George Weston Anderson


George Weston Anderson was a United States Circuit Judge of the United States Court of Appeals for the First Circuit.

Education and career

Born on September 1, 1861, on a farm in Acworth, New Hampshire, Anderson received an Artium Baccalaureus degree, cum laude, in 1886 from Williams College and a Bachelor of Laws, magna cum laude, in 1890 from Boston University School of Law. He entered private practice in Boston, Massachusetts from 1890 to 1914. He was an instructor at Boston University School of Law from 1891 to 1894. He was the United States Attorney for the District of Massachusetts from 1914 to 1917. He was a member of the Interstate Commerce Commission from 1917 to 1918.
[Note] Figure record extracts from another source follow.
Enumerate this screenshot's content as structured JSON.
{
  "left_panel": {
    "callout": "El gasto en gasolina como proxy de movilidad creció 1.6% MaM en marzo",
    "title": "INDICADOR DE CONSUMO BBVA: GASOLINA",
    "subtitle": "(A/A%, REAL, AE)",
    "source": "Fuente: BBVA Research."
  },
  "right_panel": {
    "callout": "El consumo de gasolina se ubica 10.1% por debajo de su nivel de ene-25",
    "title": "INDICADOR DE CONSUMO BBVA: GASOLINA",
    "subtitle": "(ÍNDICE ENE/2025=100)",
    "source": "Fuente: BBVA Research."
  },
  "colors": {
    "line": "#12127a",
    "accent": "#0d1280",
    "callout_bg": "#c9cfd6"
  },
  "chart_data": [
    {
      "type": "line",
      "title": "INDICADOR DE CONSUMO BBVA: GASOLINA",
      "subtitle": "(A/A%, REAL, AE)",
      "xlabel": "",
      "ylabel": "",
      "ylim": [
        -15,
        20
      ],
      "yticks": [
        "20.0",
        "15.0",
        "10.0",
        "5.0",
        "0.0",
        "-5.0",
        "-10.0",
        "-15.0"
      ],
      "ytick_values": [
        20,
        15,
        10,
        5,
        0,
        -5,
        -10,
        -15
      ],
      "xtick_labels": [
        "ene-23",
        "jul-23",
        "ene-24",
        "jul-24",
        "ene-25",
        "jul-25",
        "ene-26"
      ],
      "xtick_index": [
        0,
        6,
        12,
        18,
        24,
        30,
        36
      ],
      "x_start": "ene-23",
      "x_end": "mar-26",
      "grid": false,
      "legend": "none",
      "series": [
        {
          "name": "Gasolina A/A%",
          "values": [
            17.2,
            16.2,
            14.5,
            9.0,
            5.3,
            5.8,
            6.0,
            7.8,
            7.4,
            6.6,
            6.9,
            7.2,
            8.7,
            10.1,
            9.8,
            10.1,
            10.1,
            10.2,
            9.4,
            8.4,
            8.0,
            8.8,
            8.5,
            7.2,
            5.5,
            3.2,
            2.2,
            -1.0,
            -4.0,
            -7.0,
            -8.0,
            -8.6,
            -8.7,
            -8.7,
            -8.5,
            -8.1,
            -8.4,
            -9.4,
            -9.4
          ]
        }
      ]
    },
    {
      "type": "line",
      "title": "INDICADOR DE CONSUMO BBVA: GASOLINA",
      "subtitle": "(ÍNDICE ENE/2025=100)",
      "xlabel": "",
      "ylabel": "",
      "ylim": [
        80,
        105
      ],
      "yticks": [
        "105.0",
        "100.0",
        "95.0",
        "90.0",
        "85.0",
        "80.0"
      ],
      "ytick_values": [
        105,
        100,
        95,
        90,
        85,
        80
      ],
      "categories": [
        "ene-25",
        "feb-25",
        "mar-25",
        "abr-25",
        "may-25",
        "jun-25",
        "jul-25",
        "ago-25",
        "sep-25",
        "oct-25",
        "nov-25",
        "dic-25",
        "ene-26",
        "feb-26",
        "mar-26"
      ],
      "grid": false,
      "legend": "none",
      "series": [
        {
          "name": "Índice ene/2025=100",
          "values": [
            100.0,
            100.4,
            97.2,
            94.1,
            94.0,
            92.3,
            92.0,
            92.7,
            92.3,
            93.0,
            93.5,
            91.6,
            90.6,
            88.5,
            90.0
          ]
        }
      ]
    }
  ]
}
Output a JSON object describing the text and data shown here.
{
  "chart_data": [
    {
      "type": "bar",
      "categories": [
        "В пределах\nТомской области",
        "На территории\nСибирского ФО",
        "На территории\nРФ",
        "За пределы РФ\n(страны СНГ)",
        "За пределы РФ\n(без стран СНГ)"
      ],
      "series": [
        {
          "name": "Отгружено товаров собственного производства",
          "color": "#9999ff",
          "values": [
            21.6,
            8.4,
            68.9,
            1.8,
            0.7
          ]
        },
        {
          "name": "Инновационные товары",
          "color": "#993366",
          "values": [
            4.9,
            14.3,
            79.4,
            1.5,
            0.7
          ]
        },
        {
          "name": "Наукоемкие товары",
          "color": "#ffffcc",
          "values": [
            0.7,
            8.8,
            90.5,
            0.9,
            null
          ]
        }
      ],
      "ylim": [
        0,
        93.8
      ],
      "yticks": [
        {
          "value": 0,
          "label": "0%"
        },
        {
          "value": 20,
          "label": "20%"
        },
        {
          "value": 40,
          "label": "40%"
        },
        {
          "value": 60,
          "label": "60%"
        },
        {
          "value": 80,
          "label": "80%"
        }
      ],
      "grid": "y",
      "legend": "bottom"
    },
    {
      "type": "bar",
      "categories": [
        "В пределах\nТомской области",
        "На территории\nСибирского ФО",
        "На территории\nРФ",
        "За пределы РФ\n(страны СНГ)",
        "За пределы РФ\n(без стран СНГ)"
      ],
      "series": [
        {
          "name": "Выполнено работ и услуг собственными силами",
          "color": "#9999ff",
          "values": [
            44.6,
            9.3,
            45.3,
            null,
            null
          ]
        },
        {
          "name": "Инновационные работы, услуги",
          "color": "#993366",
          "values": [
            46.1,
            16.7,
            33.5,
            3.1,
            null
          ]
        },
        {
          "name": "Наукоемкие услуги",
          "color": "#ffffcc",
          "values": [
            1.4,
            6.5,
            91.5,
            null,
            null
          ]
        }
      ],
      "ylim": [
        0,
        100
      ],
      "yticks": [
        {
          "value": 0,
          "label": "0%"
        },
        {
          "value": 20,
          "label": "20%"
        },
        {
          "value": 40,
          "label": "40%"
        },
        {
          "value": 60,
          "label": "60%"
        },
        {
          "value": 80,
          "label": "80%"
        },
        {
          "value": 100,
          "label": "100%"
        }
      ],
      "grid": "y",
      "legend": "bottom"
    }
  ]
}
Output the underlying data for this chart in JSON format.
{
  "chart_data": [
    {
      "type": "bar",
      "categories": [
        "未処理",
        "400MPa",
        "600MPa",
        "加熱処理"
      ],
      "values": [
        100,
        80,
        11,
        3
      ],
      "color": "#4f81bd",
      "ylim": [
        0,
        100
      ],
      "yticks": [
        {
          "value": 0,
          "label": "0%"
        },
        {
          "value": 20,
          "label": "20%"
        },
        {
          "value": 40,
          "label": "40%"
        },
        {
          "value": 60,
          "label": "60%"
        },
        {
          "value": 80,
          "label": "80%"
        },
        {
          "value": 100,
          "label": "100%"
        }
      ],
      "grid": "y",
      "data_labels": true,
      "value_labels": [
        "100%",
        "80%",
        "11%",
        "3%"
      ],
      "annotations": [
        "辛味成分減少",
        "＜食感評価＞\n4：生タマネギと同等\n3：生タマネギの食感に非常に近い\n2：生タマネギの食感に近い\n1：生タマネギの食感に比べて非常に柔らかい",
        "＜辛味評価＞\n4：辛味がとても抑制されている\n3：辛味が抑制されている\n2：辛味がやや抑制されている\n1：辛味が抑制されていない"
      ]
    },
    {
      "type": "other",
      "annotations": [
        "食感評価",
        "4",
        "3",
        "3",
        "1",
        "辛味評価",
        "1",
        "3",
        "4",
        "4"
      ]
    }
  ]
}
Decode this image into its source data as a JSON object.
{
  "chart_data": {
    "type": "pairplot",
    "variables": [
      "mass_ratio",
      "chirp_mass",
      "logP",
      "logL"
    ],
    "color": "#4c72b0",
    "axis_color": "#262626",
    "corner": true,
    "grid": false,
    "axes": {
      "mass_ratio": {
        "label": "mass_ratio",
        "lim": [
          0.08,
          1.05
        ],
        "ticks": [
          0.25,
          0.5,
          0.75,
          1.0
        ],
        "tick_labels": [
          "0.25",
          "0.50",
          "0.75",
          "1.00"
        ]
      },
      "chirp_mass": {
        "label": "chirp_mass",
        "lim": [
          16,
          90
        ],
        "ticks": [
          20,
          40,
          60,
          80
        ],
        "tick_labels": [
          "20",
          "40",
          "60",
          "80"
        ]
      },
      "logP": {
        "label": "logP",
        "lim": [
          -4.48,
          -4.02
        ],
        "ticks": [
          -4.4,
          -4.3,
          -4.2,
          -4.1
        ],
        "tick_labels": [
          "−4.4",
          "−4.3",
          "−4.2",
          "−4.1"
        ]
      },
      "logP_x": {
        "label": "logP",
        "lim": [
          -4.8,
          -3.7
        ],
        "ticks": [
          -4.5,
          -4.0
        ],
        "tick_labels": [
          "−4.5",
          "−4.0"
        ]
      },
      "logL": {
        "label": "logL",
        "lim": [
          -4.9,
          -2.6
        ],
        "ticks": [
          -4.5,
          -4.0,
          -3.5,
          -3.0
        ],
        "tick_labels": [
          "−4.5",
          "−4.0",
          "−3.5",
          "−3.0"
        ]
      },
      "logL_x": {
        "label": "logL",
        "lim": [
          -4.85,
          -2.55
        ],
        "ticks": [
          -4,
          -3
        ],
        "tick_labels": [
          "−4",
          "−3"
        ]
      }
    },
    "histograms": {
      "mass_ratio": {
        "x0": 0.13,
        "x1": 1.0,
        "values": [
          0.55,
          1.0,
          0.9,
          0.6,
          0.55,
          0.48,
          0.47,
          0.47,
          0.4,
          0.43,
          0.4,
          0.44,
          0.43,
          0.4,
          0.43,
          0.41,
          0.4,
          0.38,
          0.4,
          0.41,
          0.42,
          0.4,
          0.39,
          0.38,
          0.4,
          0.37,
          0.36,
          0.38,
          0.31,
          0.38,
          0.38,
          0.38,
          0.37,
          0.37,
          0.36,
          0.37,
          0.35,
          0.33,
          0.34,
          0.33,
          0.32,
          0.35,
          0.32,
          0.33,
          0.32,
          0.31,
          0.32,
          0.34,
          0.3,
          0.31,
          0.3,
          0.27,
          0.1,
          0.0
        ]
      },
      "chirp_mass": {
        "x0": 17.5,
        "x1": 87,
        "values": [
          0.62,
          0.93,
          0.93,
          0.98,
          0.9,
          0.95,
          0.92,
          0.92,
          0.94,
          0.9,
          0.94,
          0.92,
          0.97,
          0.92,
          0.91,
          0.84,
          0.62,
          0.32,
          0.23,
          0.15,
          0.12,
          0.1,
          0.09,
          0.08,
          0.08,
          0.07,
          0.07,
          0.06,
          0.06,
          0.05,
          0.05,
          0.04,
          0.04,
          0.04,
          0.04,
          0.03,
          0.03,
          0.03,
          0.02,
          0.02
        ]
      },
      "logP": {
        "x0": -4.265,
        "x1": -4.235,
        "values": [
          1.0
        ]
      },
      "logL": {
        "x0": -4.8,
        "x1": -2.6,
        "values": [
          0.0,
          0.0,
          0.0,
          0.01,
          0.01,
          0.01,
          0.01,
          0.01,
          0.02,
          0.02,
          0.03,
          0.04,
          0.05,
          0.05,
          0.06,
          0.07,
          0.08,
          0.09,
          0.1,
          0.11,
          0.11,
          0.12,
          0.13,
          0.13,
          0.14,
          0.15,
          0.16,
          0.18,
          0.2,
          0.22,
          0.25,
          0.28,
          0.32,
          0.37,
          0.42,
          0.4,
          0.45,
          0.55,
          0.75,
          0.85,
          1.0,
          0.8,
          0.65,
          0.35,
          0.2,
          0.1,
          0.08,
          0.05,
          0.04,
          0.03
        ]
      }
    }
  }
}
Role in Brandeis confirmation

In 1916, he worked to win Senate approval of Louis Brandeis when he was nominated to the United States Supreme Court, serving as counsel to the subcommittee that considered the nomination and conducting some of the crucial cross examination of witnesses.

Constitutional convention delegate

In 1916, the Massachusetts General Court and electorate approved a calling of a Constitutional Convention. Anderson was elected as a Delegate at Large to serve as a member of the Massachusetts Constitutional Convention of 1917.

Federal judicial service

Anderson was nominated by President Woodrow Wilson on October 1, 1918, to a seat on the United States Court of Appeals for the First Circuit vacated by Judge Frederic Dodge. He was confirmed by the United States Senate on October 24, 1918, and received his commission the same day. He assumed senior status on September 30, 1931. His service terminated on February 14, 1938, due to his death.

Notable case

Anderson was noted for dissenting when the court upheld some of the convictions arising from the Red Scare of 1919 to 1920. In June 1920, he effectively prevented any further resumption of the Palmer raids of November 1919 and January 1920 when his decision in the case of Colyer v. Skeffington ordered the discharge of 17 arrested radicals. His opinion concluded that there was no evidence that the Communist Party of the United States had urged a violent overthrow of the United States Government and he strongly criticized the United States Department of Justice for using entrapment and for its failure to follow proper legal procedures. Of the deportation proceedings he wrote: "A more lawless proceeding it is hard for anyone to conceive.... I can hardly sit on the bench as an American citizen and restrain my indignation. I view with horror such proceedings as this." The Colyer case remained controversial. For example, during Senate hearings held to consider charges that Attorney General A. Mitchell Palmer had ignored due process in arresting radicals in late 1919 and early 1920, a former Department of Justice official testified that Anderson had shown favoritism to witnesses on behalf of the defendant aliens in the Colyer deportation case.

Family

Anderson was married for eight years to Winnie E. Mitchell of Mason, New Hampshire, until her death. They had two sons and a daughter. In 1897 he married Addie Earle Kenerson of Boston, who survived him. The same year, he was elected a Fellow of the American Academy of Arts and Sciences. He lived in the Wellesley Hills neighborhood of Wellesley, Massachusetts.

Retirement and death

Anderson took inactive senior status in 1932, meaning that while he remained a federal judge, he no longer heard cases or participated in the business of the court. He died at his winter home in DeLand, Florida, on February 14, 1938.